Computer vision

The research are alignments are: Image and vision computing and Artificial intelligence technologies

An image can be accurately described by is by objects it shows and spatial relations between them. For example, an image of a bedroom may be described by the sentence: "there is a bed next to a nightstand table with a lamp on the top of it". The aim of this Ph.D. research is the visual understanding of an image by detecting different objects (i.e. recognize their category and location within the image), followed by the generation of a textual description of the scene.
One of the main challenges in object recognition is the collection of annotated training data. Rather than collecting and annotating images manually, we propose to develop methods for training object models from existing datasets collected in different domains or generated synthetically, which is called domain adaptation. The domain adaptation problem is two-fold. Firstly, visual domain shift needs to be addressed: objects in images from different datasets have different visual appearance e.g. objects in real images vs. drawings. The appearance may differ even between images of real objects of the same category e.g. a shirt in a stock photo differs from its appearance in a low-quality picture, or taken with a mobile phone in different illumination conditions.
Some of the most popular deep learning object detection models include Fast/Faster R-CNN, YOLO or SSD and use annotated training data (i.e. a bounding box around the object and its category label) to learn the appearance of the objects. However, when the models are applied in images where the objects have different appearance their performance degrades. Domain adaptation research aims to reduce this degradation, but it has mainly focused on image classification problems (one category per image), and there has been little work on both recognition and localisation of objects in different visual domains. Developing an approach to object detection with domain adaptation is the first main objective of this thesis. To do so, we aim to adapt the instance features from the two different domains similar to the problem tackled by [1].
The second objective of this work is to propose methods that can describe images with natural text enriched by words that were not present in annotated training data. Current models require pairs of images and text to learn suitable descriptions, thus, their vocabulary is limited to what is present the given training pairs. A rich vocabulary is needed to generate more specific captions.
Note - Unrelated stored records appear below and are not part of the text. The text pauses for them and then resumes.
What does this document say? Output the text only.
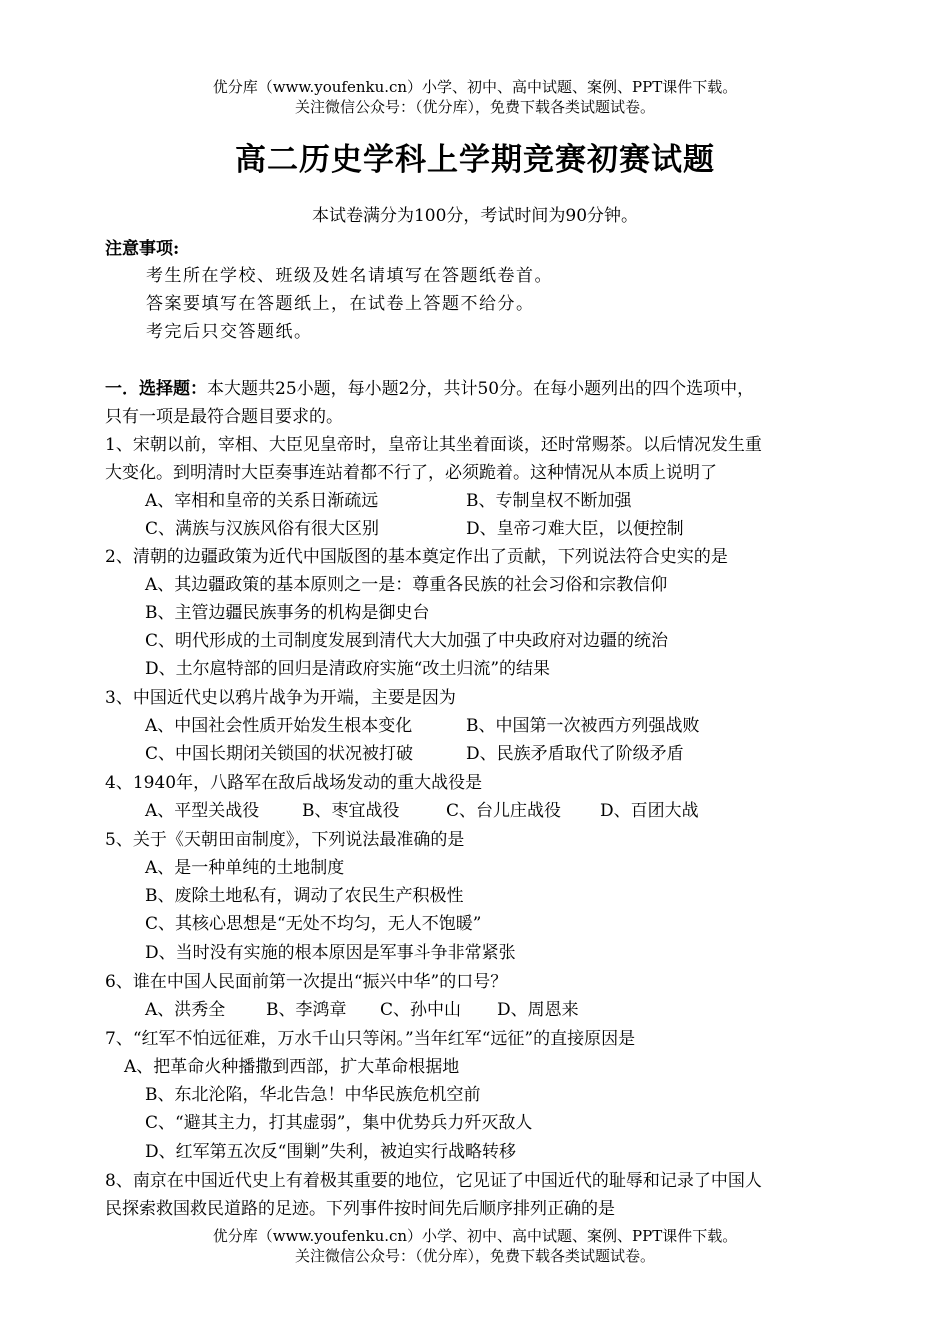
优分库（www.youfenku.cn）小学、初中、高中试题、案例、PPT课件下载。
关注微信公众号：（优分库），免费下载各类试题试卷。
高二历史学科上学期竞赛初赛试题
本试卷满分为100分，考试时间为90分钟。
注意事项:
考生所在学校、班级及姓名请填写在答题纸卷首。
答案要填写在答题纸上，在试卷上答题不给分。
考完后只交答题纸。
一．选择题：本大题共25小题，每小题2分，共计50分。在每小题列出的四个选项中，
只有一项是最符合题目要求的。
1、宋朝以前，宰相、大臣见皇帝时，皇帝让其坐着面谈，还时常赐茶。以后情况发生重
大变化。到明清时大臣奏事连站着都不行了，必须跪着。这种情况从本质上说明了
A、宰相和皇帝的关系日渐疏远	B、专制皇权不断加强
C、满族与汉族风俗有很大区别	D、皇帝刁难大臣，以便控制
2、清朝的边疆政策为近代中国版图的基本奠定作出了贡献，下列说法符合史实的是
A、其边疆政策的基本原则之一是：尊重各民族的社会习俗和宗教信仰
B、主管边疆民族事务的机构是御史台
C、明代形成的土司制度发展到清代大大加强了中央政府对边疆的统治
D、土尔扈特部的回归是清政府实施“改土归流”的结果
3、中国近代史以鸦片战争为开端，主要是因为
A、中国社会性质开始发生根本变化	B、中国第一次被西方列强战败
C、中国长期闭关锁国的状况被打破	D、民族矛盾取代了阶级矛盾
4、1940年，八路军在敌后战场发动的重大战役是
A、平型关战役	B、枣宜战役	C、台儿庄战役 D、百团大战
5、关于《天朝田亩制度》，下列说法最准确的是
A、是一种单纯的土地制度
B、废除土地私有，调动了农民生产积极性
C、其核心思想是“无处不均匀，无人不饱暖”
D、当时没有实施的根本原因是军事斗争非常紧张
6、谁在中国人民面前第一次提出“振兴中华”的口号？
A、洪秀全 B、李鸿章 C、孙中山 D、周恩来
7、“红军不怕远征难，万水千山只等闲。”当年红军“远征”的直接原因是
A、把革命火种播撒到西部，扩大革命根据地
B、东北沦陷，华北告急！中华民族危机空前
C、“避其主力，打其虚弱”，集中优势兵力歼灭敌人
D、红军第五次反“围剿”失利，被迫实行战略转移
8、南京在中国近代史上有着极其重要的地位，它见证了中国近代的耻辱和记录了中国人
民探索救国救民道路的足迹。下列事件按时间先后顺序排列正确的是
优分库（www.youfenku.cn）小学、初中、高中试题、案例、PPT课件下载。
关注微信公众号：（优分库），免费下载各类试题试卷。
For example in fashion or cloth retail market, one may want to use fashion-related attributes to describe images of a person in the street. The most popular methods are focused on using global features extracted from the image and fed to a recurrent neural network (RNN) that generates a sentence description. Recently, more attention has been directed towards methods which first detect all the objects in the image as well as their spatial relations, and then input this information into RNN. This decoupling of object detection and caption generation allows using different detectors with different results that can be trained with data which require less intensive manual annotation than image-sentence pairs typically used for training caption generations. Caption generation can then rely on the input from object detectors and other text datasets with rich object descriptions which do not include image examples. We propose to use a method similar to [2] to learn pattern-like structures of sentences and use detectors trained in other domain to output more fine-grained results.

References:

[1] Y. Chen, W. Li, C. Sakaridis, D. Dai, and L. Van Gool. Domain adaptive Faster R-CNN for object detection in the wild. In CVPR, 2018.
[2] J. Lu, J. Yang, D. Batra, and D. Parikh. 2018. Neural Baby Talk. In CVPR, 2018."